Facebook reminded me — one year ago yesterday, I landed in Tanzania for the first time. One year ago today, I flew to Mwanza with Moya, the MSL program director, to meet the Tanzanian midwives who were training colleagues, and being trained, as part of the program.
Today, for a paper that I sometimes wrote for back home, I’ve been asked to sum up the whole experience in a 600-word column, and I barely know where to start. How to sum up a rich, chaotic year of living out of a suitcase and learning every day? How to talk about my main takeaway from this trip — gaping, disgusting inequality — without turning my column into the kind of — heaven forbid! — political screed that community newspapers sometimes hesitate to print.
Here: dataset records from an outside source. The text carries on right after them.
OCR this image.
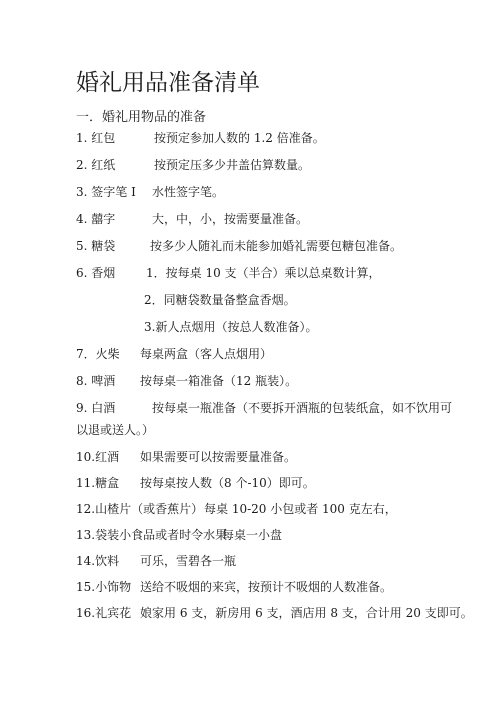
婚礼用品准备清单
一．婚礼用物品的准备
1. 红包	按预定参加人数的 1.2 倍准备。
2. 红纸	按预定压多少井盖估算数量。
3. 签字笔 I 水性签字笔。
4. 囍字	大，中，小，按需要量准备。
5. 糖袋	按多少人随礼而未能参加婚礼需要包糖包准备。
6. 香烟	1．按每桌 10 支（半合）乘以总桌数计算，
2．同糖袋数量备整盒香烟。
3.新人点烟用（按总人数准备）。
7．火柴 每桌两盒（客人点烟用）
8. 啤酒 按每桌一箱准备（12 瓶装）。
9. 白酒	按每桌一瓶准备（不要拆开酒瓶的包装纸盒，如不饮用可
以退或送人。）
10.红酒 如果需要可以按需要量准备。
11.糖盒 按每桌按人数（8 个-10）即可。
12.山楂片（或香蕉片） 每桌 10-20 小包或者 100 克左右，
13.袋装小食品或者时令水果
每桌一小盘
14.饮料 可乐，雪碧各一瓶
15.小饰物 送给不吸烟的来宾，按预计不吸烟的人数准备。
16.礼宾花 娘家用 6 支，新房用 6 支，酒店用 8 支，合计用 20 支即可。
At the moment, I’m still in the Bale mountains of Ethiopia, getting ready for my last day of fieldwork tomorrow. We — me and a co-worker from the Addis Ababa office — have been put up at a sort of safari lodge, where most of our neighbours are German and Belgian trekkers and birders about my parents’ age, kitted out with expensive fleeces and backpacks, twittering (pun intended) about their “world lists” and the different kinds of finches they saw.
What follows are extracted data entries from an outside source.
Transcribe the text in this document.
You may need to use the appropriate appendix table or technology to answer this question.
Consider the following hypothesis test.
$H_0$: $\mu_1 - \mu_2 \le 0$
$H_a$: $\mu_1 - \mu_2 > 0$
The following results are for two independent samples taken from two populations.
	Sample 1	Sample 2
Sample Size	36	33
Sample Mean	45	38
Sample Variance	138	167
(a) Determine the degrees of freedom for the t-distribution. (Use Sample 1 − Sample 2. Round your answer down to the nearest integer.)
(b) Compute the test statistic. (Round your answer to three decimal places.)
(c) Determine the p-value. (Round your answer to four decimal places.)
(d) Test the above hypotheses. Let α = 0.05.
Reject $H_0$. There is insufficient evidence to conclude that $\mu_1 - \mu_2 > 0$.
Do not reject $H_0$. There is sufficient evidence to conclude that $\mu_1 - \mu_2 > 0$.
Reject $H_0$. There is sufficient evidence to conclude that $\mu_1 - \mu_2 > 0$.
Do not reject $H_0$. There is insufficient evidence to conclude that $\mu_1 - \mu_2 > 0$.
The Ethiopian hotel staff speak to them with undisguised bewilderment. The life expectancy of Ethiopia is 66, which is about the same as the life expectancy of Africa as a whole. Those who live beyond that date are usually either sitting at home, presiding over (and being cared for by) relatives, worn out by lives of constant walking, poor medical care and neverending anxiety over where the money for the next necessary expense was going to come from. Either that, or like a few of the elderly people I worked with in Benin, they’re working night and day on a soul- and mind-consuming project, scrambling to finish it, or get it into an appropriate state to pass the torch on, while they still have the energy. The average African life is wearing — I thought one of my bosses, to give just one example, was older than my father, but in fact he’s in his early 60s. “Where you’d be wearing out the knees of your trousers, sir, they just go and wear out their knees,” says the perceptive, long-suffering Orleanna in The Poisonwood Bible (Barbara Kingsolver’s beautiful novel about an American missionary family stranded in the Congolese jungle as independence unfolds) which I’ve been rereading. One thing African retirees generally aren’t doing is looking around for ways to spend their money and deciding to spend thousands going to Ethiopia to watch for birds and mark a checklist. Between the birders and the staff here, there’s a quiet, polite clash of civilizations.
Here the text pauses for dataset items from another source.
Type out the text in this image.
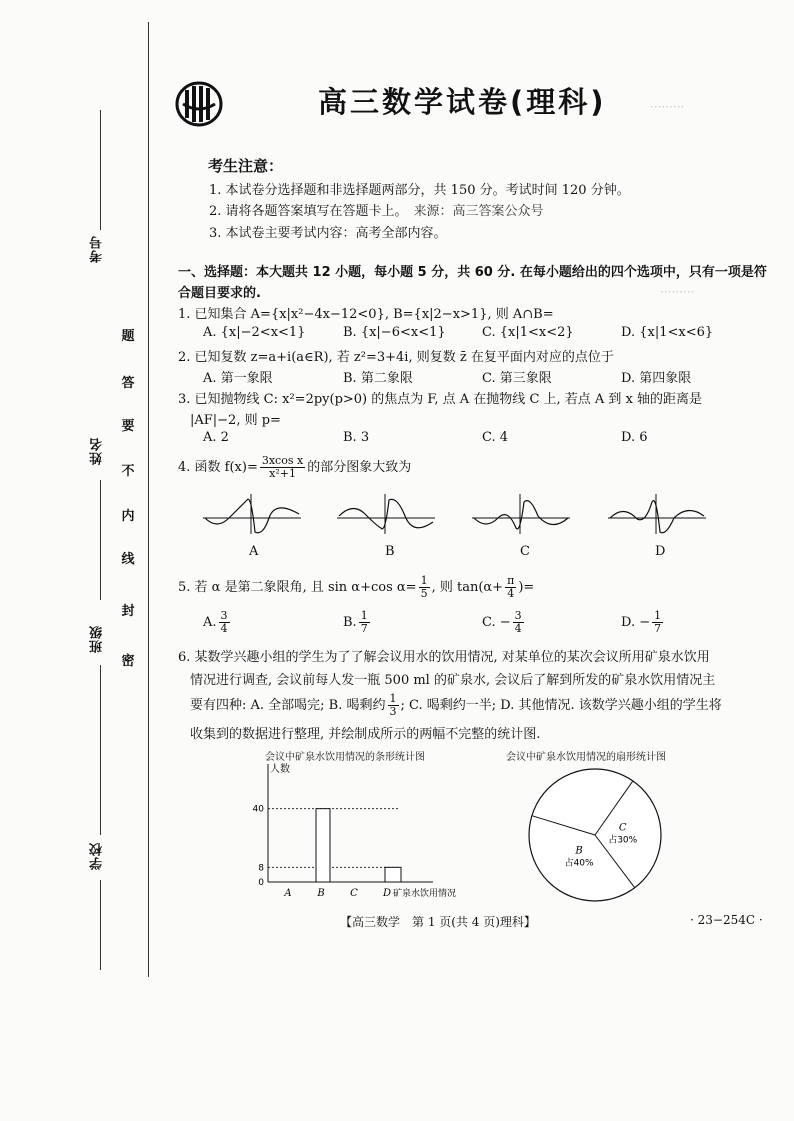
·········
·········
考号
姓名
班级
学校
密
封
线
内
不
要
答
题
高三数学试卷(理科)
考生注意：
1. 本试卷分选择题和非选择题两部分，共 150 分。考试时间 120 分钟。
2. 请将各题答案填写在答题卡上。 来源：高三答案公众号
3. 本试卷主要考试内容：高考全部内容。
一、选择题：本大题共 12 小题，每小题 5 分，共 60 分. 在每小题给出的四个选项中，只有一项是符合题目要求的.
1. 已知集合 A={x|x²−4x−12<0}, B={x|2−x>1}, 则 A∩B=
A. {x|−2<x<1}	B. {x|−6<x<1}	C. {x|1<x<2}	D. {x|1<x<6}
2. 已知复数 z=a+i(a∈R), 若 z²=3+4i, 则复数 z̄ 在复平面内对应的点位于
A. 第一象限	B. 第二象限	C. 第三象限	D. 第四象限
3. 已知抛物线 C: x²=2py(p>0) 的焦点为 F, 点 A 在抛物线 C 上, 若点 A 到 x 轴的距离是
|AF|−2, 则 p=
A. 2	B. 3	C. 4	D. 6
4. 函数 $f(x)= \frac{\text{3xcos x}}{\text{x²+1}}$ 的部分图象大致为
A	B	C	D
5. 若 α 是第二象限角, 且 sin α+cos $\alpha= \frac{1}{5}$ , 则 $\tan(\alpha+ \frac{\pi}{4}$ )=
A. $\frac{3}{4}$	B. $\frac{1}{7}$	C. − $\frac{3}{4}$	D. − $\frac{1}{7}$
6. 某数学兴趣小组的学生为了了解会议用水的饮用情况, 对某单位的某次会议所用矿泉水饮用
情况进行调查, 会议前每人发一瓶 500 ml 的矿泉水, 会议后了解到所发的矿泉水饮用情况主
要有四种: A. 全部喝完; B. 喝剩约 $\frac{1}{3}$ ; C. 喝剩约一半; D. 其他情况. 该数学兴趣小组的学生将
收集到的数据进行整理, 并绘制成所示的两幅不完整的统计图.
会议中矿泉水饮用情况的条形统计图
人数
矿泉水饮用情况
0
8
40
A	B	C	D
会议中矿泉水饮用情况的扇形统计图
C
占30%
B
占40%
【高三数学　第 1 页(共 4 页)理科】	· 23−254C ·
It’s been an incredible year, and part of me just wants to get on the next flight home, sleep for a week and then start the holiday baking, but me being me, that’s not how I’ve set things up. I have one more week in Addis Ababa before I go to Lalibela to visit the millennium-old churches carved out of rock that I’ve only read about. Then I leave Africa — less than two weeks from now! — and fly to Vienna, where I’ll take a few days to get organized for the next leg of my trip (and hopefully absorb at least some Christmas cheer in the Vienna Christmas market) — before catching a bus to Ljubljana to meet Mom and see my Slovenian family (Midnight Mass, the whole routine…I haven’t been to Midnight Mass since I was ten, and I feel like a fish out of water because I never take Communion, but what is more Christmasy than Midnight Mass in a small Eastern European village? Count me in.) A few days after Christmas, I’ll catch another bus, via Belgrade, to Athens, where I’ll spend two weeks volunteering in an urban refugee camp with some Norwegian and Czech people I met on the Internet. Somewhere in that time, I need to wrap up a few work-related loose ends. The plan after Athens is to catch up with some old friends in Berlin, London and Cambridge before heading to Dublin for a folk music festival I’ve been anticipating since last winter. And guess who the closing act is?
Afro-Celt Sound System.
After Dublin, I’ll fly to Toronto, possibly meet with a client, and then take the train the rest of the way home. Then, and only then, after I’ve gotten through customs, gotten a new phone number, signed up for health insurance and slept in my own bed (did I mention I got my apartment back? that was a nice early Christmas miracle) will I really be able to sit back and sum up. And that is quite a ways away. So…stick with me until then.